What It’s Only 7:30??

It’s really not hard to tire yourself when you have nothing you have to do all day. If someone had told me a few months ago I would be consistently going to bed before 9PM, I would not have believed them. But, as it turns out, this is the truth. Several weeks, even months before our trip we were putting Jaxson to bed at 10 or 11 p.m. and not going to bed ourselves until midnight, trying to get ready for the trip. These days he goes to bed at 8, sometimes 7p.m. because that’s when the adults are calling it a day.

We spent Christmas Day and several after just hanging out on anchor and doing a lot of nothing. After we checked into the Bahamas we motored over to a great little anchorage in the Berry Islands between Chub Key and Bird Key. In the mornings Shawn, Jaxson and I would take the dinghy over to Bird Key. Jaxson and Shawn spent most of their time in the water and I just combing the beach for shells, sea glass, and other interesting items the ocean washed up.

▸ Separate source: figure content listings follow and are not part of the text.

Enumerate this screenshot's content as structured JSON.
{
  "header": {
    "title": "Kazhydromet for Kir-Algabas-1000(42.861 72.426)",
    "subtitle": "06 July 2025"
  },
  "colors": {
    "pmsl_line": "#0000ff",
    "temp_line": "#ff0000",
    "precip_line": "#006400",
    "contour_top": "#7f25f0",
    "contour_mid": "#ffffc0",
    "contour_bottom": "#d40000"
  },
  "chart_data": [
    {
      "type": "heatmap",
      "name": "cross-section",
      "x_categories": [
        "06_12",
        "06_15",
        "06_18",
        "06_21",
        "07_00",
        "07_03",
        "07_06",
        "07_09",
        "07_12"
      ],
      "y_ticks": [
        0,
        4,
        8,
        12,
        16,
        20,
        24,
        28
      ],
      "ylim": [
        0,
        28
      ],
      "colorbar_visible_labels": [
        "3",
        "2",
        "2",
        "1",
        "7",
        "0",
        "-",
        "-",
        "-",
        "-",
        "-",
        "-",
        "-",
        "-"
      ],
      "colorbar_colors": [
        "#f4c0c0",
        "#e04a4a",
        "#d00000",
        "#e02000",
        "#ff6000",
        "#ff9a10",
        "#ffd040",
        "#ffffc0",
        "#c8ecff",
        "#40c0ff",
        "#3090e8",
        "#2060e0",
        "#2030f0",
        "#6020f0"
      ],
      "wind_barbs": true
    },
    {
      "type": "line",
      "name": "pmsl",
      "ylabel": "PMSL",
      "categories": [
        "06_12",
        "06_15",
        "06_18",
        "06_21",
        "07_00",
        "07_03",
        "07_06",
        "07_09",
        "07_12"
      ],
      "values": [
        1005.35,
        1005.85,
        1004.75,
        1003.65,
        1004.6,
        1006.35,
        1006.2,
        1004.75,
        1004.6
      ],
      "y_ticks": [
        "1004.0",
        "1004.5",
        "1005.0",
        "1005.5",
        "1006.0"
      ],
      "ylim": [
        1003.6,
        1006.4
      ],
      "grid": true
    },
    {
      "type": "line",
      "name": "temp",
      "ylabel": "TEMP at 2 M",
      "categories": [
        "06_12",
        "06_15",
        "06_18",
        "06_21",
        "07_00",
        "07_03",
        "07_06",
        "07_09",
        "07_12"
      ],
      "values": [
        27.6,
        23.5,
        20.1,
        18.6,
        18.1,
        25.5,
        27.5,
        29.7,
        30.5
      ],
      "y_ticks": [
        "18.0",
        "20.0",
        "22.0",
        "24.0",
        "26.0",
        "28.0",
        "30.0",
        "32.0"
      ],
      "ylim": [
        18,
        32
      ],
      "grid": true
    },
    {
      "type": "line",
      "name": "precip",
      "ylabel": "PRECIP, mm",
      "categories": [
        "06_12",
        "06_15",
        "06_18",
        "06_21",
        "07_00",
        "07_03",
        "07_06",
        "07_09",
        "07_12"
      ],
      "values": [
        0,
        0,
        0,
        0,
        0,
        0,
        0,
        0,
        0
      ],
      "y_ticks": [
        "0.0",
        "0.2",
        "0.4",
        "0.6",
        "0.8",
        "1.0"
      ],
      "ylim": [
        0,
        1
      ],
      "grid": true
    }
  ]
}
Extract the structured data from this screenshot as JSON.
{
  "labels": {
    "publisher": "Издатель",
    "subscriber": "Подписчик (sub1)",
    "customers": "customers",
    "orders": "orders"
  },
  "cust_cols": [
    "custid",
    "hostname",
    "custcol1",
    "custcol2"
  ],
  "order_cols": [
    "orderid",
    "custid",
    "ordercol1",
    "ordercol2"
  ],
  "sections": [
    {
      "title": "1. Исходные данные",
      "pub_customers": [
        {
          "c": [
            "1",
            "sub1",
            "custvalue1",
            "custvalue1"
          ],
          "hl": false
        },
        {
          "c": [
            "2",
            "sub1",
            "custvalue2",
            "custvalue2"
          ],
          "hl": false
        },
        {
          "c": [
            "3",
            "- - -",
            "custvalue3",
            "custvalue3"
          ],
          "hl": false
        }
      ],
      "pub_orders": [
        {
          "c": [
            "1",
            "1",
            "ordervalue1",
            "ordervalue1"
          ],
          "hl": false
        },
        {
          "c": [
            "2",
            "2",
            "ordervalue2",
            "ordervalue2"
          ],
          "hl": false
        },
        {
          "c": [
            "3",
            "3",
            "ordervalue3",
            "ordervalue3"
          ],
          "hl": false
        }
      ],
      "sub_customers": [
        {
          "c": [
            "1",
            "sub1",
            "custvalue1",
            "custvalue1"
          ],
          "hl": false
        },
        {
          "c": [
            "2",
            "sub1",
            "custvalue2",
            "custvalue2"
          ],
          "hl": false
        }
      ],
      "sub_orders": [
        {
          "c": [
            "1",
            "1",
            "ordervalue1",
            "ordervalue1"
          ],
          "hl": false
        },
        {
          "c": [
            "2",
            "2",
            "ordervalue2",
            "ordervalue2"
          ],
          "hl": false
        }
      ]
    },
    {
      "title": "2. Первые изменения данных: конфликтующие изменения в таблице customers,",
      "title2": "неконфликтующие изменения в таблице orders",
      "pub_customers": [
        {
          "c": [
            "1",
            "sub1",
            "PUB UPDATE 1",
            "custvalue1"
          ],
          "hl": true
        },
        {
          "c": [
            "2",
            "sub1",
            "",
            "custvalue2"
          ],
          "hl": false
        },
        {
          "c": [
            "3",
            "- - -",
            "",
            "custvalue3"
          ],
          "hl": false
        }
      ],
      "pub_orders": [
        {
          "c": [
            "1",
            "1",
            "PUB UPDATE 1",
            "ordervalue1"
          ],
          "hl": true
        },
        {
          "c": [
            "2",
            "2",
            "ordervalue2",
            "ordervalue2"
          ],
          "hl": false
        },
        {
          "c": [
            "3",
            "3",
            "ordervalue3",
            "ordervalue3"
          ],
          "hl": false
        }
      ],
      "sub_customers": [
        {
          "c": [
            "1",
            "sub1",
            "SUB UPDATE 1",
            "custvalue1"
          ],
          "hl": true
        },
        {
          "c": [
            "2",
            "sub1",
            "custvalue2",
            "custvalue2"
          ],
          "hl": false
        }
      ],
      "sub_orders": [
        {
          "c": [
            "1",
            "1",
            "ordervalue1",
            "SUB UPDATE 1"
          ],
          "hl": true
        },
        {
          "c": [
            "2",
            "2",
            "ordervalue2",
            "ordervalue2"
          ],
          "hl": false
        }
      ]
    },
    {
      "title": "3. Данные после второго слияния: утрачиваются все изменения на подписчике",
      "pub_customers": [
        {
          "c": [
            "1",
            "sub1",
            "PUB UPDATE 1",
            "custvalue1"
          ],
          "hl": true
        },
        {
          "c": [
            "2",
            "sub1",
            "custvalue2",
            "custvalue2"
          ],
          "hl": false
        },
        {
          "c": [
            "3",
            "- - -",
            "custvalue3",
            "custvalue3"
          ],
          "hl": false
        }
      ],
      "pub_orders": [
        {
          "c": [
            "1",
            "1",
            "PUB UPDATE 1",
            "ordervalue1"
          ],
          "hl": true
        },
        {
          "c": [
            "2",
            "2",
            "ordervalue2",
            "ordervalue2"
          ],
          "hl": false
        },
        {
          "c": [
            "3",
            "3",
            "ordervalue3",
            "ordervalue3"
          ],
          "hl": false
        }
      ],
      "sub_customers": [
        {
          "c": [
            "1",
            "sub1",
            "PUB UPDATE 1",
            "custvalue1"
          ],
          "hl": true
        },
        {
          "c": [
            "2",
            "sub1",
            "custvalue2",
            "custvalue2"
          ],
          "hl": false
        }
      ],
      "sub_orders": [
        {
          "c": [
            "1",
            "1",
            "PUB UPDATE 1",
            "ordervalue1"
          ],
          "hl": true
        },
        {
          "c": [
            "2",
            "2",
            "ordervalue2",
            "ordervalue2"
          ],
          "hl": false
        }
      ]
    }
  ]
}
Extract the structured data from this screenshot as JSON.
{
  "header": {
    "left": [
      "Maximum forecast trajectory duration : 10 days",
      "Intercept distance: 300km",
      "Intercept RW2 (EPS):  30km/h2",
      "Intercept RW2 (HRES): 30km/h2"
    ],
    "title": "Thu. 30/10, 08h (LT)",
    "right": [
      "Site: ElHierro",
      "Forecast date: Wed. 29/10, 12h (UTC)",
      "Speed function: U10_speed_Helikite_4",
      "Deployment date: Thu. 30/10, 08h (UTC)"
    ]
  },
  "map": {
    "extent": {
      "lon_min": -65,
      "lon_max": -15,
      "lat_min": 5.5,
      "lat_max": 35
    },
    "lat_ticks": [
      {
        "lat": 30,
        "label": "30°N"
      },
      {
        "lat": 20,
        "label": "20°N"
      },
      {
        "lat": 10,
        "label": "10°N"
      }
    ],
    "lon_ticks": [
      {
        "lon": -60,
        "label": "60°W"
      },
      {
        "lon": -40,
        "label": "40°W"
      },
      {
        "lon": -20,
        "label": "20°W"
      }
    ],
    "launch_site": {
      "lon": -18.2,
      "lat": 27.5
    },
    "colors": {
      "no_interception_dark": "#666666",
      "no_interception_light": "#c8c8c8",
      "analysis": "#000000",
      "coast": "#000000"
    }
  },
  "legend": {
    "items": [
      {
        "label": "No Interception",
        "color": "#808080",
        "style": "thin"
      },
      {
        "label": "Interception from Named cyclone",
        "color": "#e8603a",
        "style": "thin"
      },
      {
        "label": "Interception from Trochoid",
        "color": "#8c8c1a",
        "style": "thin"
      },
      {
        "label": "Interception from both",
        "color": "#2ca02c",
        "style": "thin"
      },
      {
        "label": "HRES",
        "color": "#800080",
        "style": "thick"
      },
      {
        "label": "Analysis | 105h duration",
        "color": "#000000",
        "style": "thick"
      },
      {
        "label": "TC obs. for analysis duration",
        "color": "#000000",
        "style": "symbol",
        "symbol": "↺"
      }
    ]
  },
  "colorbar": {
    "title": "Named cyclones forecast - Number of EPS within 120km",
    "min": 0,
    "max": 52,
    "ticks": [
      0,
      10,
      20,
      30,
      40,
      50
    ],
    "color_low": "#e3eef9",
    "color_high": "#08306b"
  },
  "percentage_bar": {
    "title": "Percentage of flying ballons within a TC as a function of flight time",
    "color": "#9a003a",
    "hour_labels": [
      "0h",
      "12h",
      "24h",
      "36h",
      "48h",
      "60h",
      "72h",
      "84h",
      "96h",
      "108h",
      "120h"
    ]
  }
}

One afternoon, I was re-reading a book about a couple that sailed their boat from Toronto to The Port of Spain. In it the author talks about Conch and how they prepared a dinner of it for a friend. Conch is a local popular food here in The Bahamas, if cleaned and prepared properly the meat tastes like a mix between calamari and scallops. I decided it would be fun to try the Conch experience for myself. Armed with a cutting board, knife, meat tenderizer, and the instructions on how this is done we headed to Bird Key to hunt for conch. Catching the conch is not the hard part, it’s finding them the proper size that can be challenging but on Bird Cay the conch were abundant right at the waters edge and Shawn, Jax, and I searched and found 3 good sized ones pretty quickly. The next part took some figuring out. The book said to punch a hole in the shell between the second and third row of peaks, insert a knife inside and sever the tendon attaching the conch to it’s shell. If you’ve done that correctly the critter comes right out with a yank to it’s foot or claw and you have yourself some conch. Now the not so appetizing part, you cut off it’s eye stalk and other things I can’t name, peel off the outer skin and your finally left with a small hunk of white meat. This piece you beat and pound until it’s twice it’s size and lacy in appearance. Now it’s ready to cook. I used a recipe called “Cracked Conch”, which is really just conch breaded and fried. Almost everyone enjoyed it, unfortunately we found out Natasha is allergic to conch. My cooking it and her eating it and subsequently getting sick helped her figure out this vital snippet of information.

Our next sailing trip we left on December 28th and headed North up The Berry Islands to explore more of The Bahamas. We tucked in behind two islands, Devil’s Cay and White Cay. We had read in the chart books that a Cay close to us had a blue hole. I had no idea what a blue hole was but I thought it was worth finding out. A short dinghy ride and a bit of a hike later and we were at The Blue Hole on Hoffman’s Cay. We snorkeled and explored and enjoyed the experience although we arrived a little too early in the day for the sun to really make the pool look blue.
The last island we visited in this area was Little Gaulding Cay or as we re-named it Gilligan’s Island. It came complete with a bar and 3 beach chairs. The beach was a soft sandy one and there were Royal Palms to shade us in the chairs. The waters were an expanse of turquoise and light blue and there we just enough puffy clouds in the sky to lay on the beach and see what your imagination could come up with. A most perfect afternoon in the Bahamas.